The Wild Man had stepped on him.
“You stuck in reverse or something?”
The Wild Man stepped forward without an apology.
“I’m going now …,” he said blithely and made his way to the door.
Snuff followed him outside. He could see the empty bottles and some dirty clothes strewn in the backseat of the convertible. The canvas top was torn and the floorboards were thick with mud. The Wild Man started the car and backed in a half-circle around Snuff. He rested his elbow on the rim of the door.
“Los Alamos,” he yelled, then spun his wheels on the cobbled parking lot and drove north toward the dark rain clouds that reached all the way back to Billings.
When the rain came, Snuff ran for cover and shook himself inside the door.
“I knew it was going to storm,” Pinkey said. “My bones told me so I thought I’d get a little head start on it,” he announced. He pulled up a stool as Snuff went behind the bar. “What’s got into him?” Pinkey asked, looking in the direction of the highway.
Snuff looked up wearily. “The same as the rest of us. He’s lost his marbles.…”
Pinkey howled with laughter, even though it wasn’t intended as a joke.
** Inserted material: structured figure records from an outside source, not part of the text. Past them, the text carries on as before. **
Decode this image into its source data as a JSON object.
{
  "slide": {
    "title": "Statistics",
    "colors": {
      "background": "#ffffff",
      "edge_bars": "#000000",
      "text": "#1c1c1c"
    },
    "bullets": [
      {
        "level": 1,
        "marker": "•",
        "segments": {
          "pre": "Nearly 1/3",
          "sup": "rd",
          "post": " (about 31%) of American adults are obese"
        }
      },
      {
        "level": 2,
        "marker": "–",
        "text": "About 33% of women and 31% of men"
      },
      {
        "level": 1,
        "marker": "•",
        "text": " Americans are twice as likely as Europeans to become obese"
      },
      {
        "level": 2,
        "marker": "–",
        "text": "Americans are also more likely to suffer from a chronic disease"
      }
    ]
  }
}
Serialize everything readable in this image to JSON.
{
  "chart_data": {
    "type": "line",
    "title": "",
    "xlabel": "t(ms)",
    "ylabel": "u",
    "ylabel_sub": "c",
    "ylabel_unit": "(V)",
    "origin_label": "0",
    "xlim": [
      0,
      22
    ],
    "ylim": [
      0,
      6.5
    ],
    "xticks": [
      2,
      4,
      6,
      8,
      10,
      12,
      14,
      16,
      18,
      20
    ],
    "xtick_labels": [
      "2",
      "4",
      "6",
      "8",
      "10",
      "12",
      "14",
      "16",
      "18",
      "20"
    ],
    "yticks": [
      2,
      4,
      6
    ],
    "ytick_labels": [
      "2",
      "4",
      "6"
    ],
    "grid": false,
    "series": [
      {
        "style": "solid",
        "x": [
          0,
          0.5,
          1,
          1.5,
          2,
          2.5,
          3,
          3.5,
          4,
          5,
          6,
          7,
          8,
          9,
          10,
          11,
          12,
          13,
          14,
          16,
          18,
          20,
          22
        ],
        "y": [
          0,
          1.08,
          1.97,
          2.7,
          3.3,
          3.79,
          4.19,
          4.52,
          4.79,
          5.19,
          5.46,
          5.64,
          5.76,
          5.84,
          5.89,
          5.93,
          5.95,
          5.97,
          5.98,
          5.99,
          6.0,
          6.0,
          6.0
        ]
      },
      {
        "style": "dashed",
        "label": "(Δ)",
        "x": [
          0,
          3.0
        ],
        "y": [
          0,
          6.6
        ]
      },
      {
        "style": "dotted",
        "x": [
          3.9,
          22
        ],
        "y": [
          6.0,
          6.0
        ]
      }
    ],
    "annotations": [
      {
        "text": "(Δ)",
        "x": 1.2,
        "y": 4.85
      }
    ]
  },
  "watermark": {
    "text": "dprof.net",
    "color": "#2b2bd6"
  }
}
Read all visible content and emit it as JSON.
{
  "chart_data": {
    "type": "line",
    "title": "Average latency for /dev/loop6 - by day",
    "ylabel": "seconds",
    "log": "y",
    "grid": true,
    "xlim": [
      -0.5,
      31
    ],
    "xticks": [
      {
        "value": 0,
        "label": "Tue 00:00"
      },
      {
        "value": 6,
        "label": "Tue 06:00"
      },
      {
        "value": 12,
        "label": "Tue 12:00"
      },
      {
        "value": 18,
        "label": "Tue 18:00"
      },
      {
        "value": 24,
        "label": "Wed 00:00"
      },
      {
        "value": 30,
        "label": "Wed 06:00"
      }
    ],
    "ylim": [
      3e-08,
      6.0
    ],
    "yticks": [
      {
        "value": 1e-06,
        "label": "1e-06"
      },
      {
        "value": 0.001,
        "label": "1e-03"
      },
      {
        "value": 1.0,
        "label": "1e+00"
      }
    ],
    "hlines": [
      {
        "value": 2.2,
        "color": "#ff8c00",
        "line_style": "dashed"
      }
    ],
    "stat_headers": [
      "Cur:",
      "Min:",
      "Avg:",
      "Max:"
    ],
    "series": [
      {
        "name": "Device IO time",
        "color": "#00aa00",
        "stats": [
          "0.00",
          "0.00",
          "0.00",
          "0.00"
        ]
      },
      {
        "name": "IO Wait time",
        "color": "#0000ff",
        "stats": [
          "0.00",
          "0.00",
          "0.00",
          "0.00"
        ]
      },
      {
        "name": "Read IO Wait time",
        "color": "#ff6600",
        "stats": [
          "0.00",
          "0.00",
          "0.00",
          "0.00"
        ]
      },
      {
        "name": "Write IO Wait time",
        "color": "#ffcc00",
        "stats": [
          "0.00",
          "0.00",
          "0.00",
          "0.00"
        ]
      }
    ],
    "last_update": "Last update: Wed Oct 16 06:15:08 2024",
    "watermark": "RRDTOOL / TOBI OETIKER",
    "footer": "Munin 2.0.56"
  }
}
A bottle of Cobb’s Creek sat on the counter in front of the old cowboy.
“Might as well bar-up until this sonofabitch is over,” Pinkey said, then looked at Snuff. “What’s eatin’ on you?”
“You’re looking kinda rummy …,” Pinkey continued, pouring himself one shot, then another. The wind shifted and rain slapped at the windows. “I better get to drinking before this baby gets over with,” he said and tipped his glass.